PD-L1 CAR T Therapy May Suppress the Gastric Cancer Tumor Microenvironment


Vax-CAR-T cells significantly suppressed tumor growth in mouse models in both smaller and larger tumors.

Recent preclinical research suggests that PD-L1-targeted chimeric antigen receptor (CAR) T-cell therapy may improve onefficacy of current CAR T-cell therapies in solid tumors by removing PD-L1-expressing cells in the tumor microenvironment (TME).1

These data were presented at the American Associated for Cancer Research (AACR) Annual Meeting 2023, held April 14-19 in Orlando, Florida, by Hye-Seong Park, VaxCell Biotherapeutics.

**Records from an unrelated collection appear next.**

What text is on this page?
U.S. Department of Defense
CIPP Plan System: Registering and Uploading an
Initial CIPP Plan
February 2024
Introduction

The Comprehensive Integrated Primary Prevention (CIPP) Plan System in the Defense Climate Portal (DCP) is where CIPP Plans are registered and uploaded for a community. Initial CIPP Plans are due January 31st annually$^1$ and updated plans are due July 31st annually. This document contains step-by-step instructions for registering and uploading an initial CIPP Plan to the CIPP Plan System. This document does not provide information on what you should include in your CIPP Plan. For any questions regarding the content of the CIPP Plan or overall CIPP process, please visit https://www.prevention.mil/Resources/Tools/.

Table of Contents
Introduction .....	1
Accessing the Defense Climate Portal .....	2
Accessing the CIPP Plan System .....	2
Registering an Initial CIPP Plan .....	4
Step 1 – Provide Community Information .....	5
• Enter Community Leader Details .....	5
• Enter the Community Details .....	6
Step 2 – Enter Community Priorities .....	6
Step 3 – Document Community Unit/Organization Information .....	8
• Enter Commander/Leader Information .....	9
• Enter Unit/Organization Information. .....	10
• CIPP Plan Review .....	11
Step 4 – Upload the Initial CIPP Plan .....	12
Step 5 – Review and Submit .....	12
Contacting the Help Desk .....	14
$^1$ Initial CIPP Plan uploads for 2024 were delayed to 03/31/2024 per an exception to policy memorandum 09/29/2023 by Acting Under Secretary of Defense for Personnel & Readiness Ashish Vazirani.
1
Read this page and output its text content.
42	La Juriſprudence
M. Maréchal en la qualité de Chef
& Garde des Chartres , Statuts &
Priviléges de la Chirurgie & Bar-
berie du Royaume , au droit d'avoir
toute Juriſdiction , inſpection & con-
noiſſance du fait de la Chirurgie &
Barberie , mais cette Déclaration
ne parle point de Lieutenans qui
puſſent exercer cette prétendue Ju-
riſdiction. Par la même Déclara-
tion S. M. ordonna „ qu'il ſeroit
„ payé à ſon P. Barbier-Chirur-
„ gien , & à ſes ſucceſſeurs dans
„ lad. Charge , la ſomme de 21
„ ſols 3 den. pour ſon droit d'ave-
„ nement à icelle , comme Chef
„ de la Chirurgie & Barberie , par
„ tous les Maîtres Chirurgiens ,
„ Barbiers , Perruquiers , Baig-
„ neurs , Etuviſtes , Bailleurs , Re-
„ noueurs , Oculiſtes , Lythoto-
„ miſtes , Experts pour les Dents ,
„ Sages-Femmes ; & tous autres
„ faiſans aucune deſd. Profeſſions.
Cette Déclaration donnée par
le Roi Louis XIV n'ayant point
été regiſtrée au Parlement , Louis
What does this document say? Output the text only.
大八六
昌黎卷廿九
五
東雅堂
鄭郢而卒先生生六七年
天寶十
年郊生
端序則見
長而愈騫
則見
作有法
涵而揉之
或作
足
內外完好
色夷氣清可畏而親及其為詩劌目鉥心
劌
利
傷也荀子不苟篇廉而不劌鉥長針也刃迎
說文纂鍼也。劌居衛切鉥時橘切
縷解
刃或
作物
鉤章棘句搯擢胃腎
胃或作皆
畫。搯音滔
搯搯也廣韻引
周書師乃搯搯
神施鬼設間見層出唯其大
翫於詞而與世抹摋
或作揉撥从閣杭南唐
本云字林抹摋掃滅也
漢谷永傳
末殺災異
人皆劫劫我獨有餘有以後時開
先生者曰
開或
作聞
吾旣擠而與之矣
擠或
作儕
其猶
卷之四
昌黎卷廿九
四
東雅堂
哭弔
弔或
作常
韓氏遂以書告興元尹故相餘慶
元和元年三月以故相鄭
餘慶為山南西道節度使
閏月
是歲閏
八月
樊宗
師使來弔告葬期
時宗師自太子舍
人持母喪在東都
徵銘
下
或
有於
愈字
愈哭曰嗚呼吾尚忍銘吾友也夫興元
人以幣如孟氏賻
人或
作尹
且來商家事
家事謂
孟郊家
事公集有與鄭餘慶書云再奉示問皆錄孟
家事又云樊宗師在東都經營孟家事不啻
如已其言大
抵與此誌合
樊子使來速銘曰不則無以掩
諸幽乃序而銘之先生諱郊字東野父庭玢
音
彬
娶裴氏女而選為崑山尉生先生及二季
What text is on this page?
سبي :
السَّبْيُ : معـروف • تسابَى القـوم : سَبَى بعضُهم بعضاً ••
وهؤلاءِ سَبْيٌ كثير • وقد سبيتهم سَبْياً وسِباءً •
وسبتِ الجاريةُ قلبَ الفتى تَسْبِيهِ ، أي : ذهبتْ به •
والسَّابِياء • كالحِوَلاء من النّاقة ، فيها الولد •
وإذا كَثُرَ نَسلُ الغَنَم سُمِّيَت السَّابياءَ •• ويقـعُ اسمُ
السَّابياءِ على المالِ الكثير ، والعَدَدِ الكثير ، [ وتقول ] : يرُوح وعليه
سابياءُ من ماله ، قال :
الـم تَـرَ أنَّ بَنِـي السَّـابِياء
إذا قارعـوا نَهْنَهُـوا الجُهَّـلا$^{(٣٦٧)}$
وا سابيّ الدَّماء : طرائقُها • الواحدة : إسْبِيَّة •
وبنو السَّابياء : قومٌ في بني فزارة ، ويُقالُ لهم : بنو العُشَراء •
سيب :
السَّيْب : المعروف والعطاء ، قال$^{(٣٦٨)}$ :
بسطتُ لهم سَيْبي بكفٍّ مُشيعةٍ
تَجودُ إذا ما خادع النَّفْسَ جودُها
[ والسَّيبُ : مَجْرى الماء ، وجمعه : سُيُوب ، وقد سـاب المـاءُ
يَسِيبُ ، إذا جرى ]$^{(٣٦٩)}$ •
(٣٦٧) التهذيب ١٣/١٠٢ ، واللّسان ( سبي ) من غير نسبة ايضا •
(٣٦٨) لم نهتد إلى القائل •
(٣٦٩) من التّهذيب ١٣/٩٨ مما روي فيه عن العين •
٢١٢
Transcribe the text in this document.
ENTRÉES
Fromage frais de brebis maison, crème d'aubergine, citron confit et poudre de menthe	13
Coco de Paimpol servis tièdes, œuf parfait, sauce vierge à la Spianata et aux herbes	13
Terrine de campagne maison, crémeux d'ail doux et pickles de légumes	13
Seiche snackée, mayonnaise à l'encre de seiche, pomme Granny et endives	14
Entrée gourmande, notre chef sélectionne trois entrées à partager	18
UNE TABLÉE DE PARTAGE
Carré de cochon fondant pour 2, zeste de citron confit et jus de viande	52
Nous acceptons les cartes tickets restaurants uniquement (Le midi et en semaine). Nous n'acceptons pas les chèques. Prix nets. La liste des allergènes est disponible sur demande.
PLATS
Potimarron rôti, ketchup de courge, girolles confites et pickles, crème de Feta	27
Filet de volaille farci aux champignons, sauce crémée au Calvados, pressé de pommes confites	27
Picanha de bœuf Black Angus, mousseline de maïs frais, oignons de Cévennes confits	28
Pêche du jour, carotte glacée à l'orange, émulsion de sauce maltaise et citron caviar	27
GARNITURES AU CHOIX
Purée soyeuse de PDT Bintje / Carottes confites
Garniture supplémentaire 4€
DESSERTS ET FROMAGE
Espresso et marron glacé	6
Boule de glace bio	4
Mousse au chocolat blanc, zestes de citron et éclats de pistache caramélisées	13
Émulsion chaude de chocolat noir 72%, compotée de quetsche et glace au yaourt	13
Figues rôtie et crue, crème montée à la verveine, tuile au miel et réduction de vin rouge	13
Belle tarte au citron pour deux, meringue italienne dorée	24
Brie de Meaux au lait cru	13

“Heterogeneity and the tumor microenvironment are major obstacles to overcoming incurable advanced gastric cancer (AGC). Although Epstein-Barr virus-positive and microsatellite instability subtypes can be detected early and properly treated, they are rare in AGC. In this regard, recent combinational therapy of immune checkpoint inhibitors such as PD-1/PD-L1 inhibitors and other various therapeutics has been tried, but there are clinically limited doses and drug resistance,” Park and colleagues wrote.1 “We hypothesized that CAR-T targeting PD-L1, the common tumor-associated antigen (TAA), which expresses in most advanced cancer cells, would make a significant breakthrough in curing a solid tumor.”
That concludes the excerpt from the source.